Ya estamos en el 2024, el año del aterrizaje. Todas las economías del mundo terminarán el ejercicio diciéndole adiós a los principales desequilibrios de la pandemia. La duda estará en qué parte del año se tocará tierra. Sí, en qué momento la inflación abrirá las puertas a un cambio de la política monetaria. La mayoría de los analistas opinan que, de mantenerse la tendencia actual, se iniciará este verano y que nos llevará a ver el tipo de referencia del Banco Central Europeo ubicarse, al terminar el año, en el 3,2 5%. El euríbor, que descuenta bajadas futuras, alcanzará mucho antes la horquilla del 2 %.
Para el tejido empresarial, compuesto sobre todo por pymes, y para las familias, cada una de estas bajadas actuarán como una explosión de fuegos artificiales.

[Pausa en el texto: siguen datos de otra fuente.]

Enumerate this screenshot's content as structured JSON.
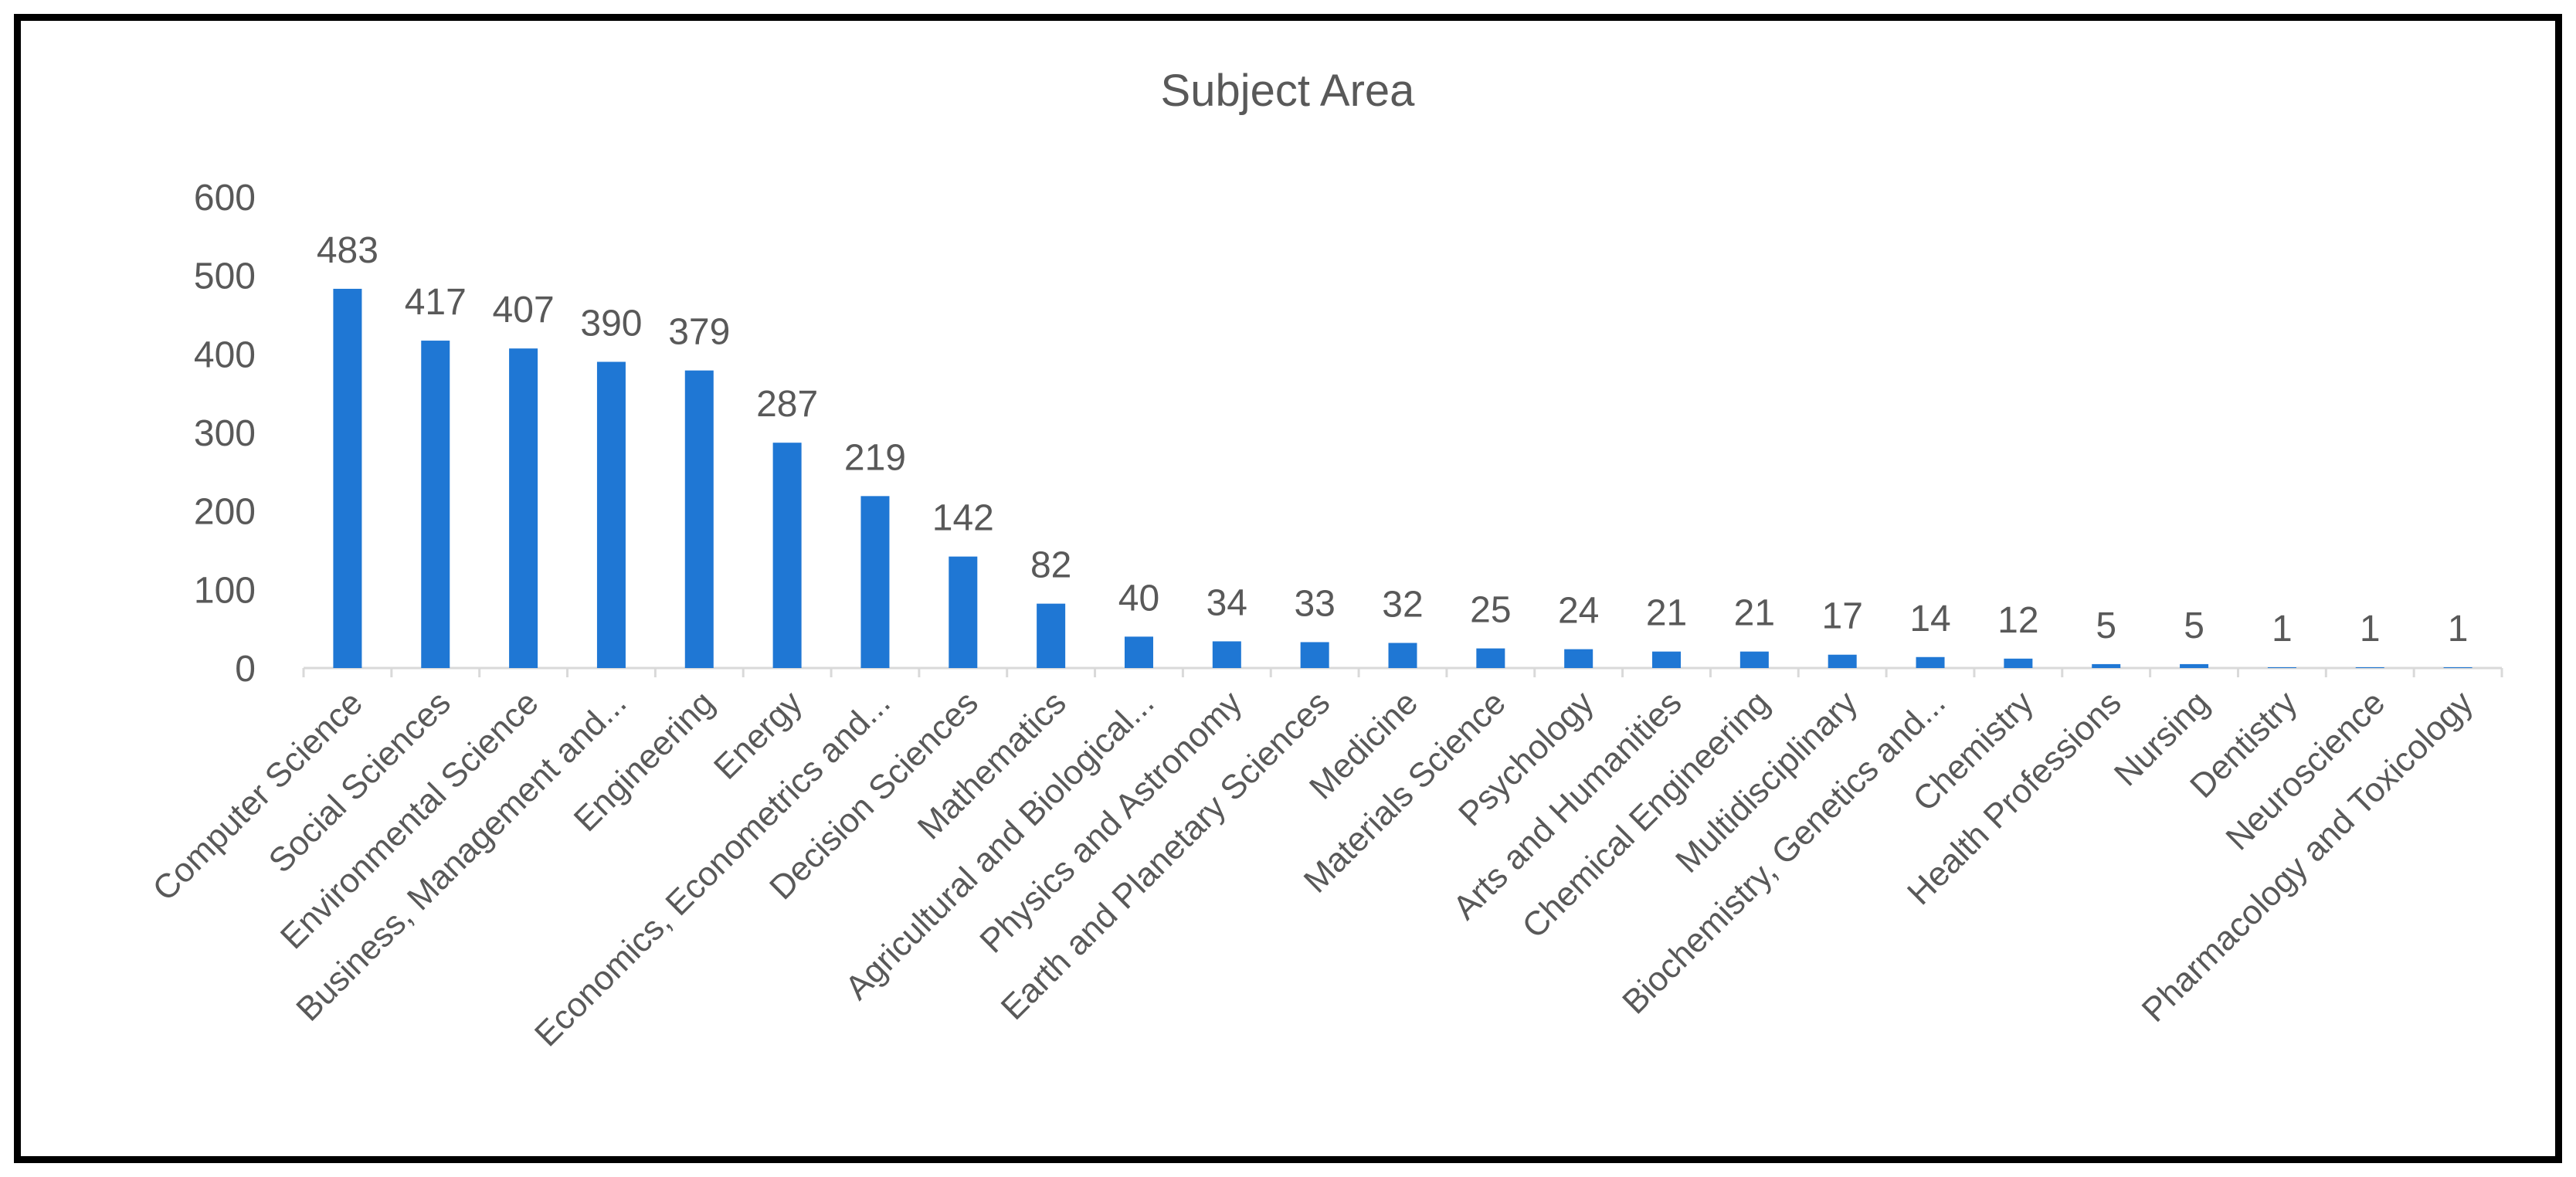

Sabrán, a través de sus propios extractos bancarios, que algo positivo está pasando, generando una corriente positiva, que lógicamente se traducirá en más consumo. Y como nada es inmediato, se podrá afirmar que este año es la antesala de un 2025, el realmente importante, que será la vuelta a la pura normalidad. La economía mundial habrá recuperado todas sus constantes vitales e irá, si nada lo enturbia, hacia una senda de crecimiento moderado.
¿Dónde están los riesgos? En España, la respuesta es sencilla, todo crecimiento requiere de dos factores básicos: capital y trabajo. Al primero ya lo vemos venir de vuelta, desde octubre del año pasado; los costes financieros han empezado un lento pero continuo proceso de moderación. En el talento es donde estará el problema. La oferta de educación superior española es rígida, está estatalizada y responde con excesiva lentitud ante las demandas del sector productivo. Si la mirada la apunta hacia las profesiones de baja cualificación, el problema no es menor, con dos añadidos: la crisis demográfica y la estigmatización de determinados oficios. Y como está claro que no se puede esperar a que nuestra clase política cambie las reglas de juego del sistema de educación superior, parece más que evidente que necesitamos captar en el extranjero el talento que aquí no hemos sido capaces de crear.
La situación geopolítica en Oriente Medio sobrevuela cualquier pronóstico y aquí un mero recordatorio: el gran jugador de la zona es Irán. La teocracia chií (antagónica del islam sunita, dominante en las monarquías arábigas) es el recurso financiero de Hamás (Gaza), de los hutíes (Yemen), de Hezbolá (Líbano) y del régimen de Bashar al-Ásad. Israel, a diferencia de lo que se resalta en los medios de comunicación europeos, no está en guerra con Hamás, sino con todos y cada uno de los satélites de Teherán. ¿Dudas? ¿Quién ha activado a los hutíes para que bloqueen el estrecho de Tirán, la boca del golfo de Suez? O, ¿por qué el martes Israel ha atacado, con fuerza aérea, la localidad libanesa de Yaron, en represalia a los proyectiles lanzados desde territorio libanés controlado por Hezbolá? Es evidente que hay interés por extender el conflicto e incorporar nuevos jugadores al mismo.
Lo que no está claro es que esta situación provoque una escalada de los precios del petróleo. La demanda china es débil y la OPEP está en crisis. Angola, en vísperas de navidad, ya ha avisado que se retira de la Organización de Países Exportadores de Petróleo, en abierta discrepancia con Arabia Saudí, obsesionada con tensionar los precios mundiales. Y dicho esto, ¿quién podría calmar la situación? Rusia, la única con la que no nos hablamos.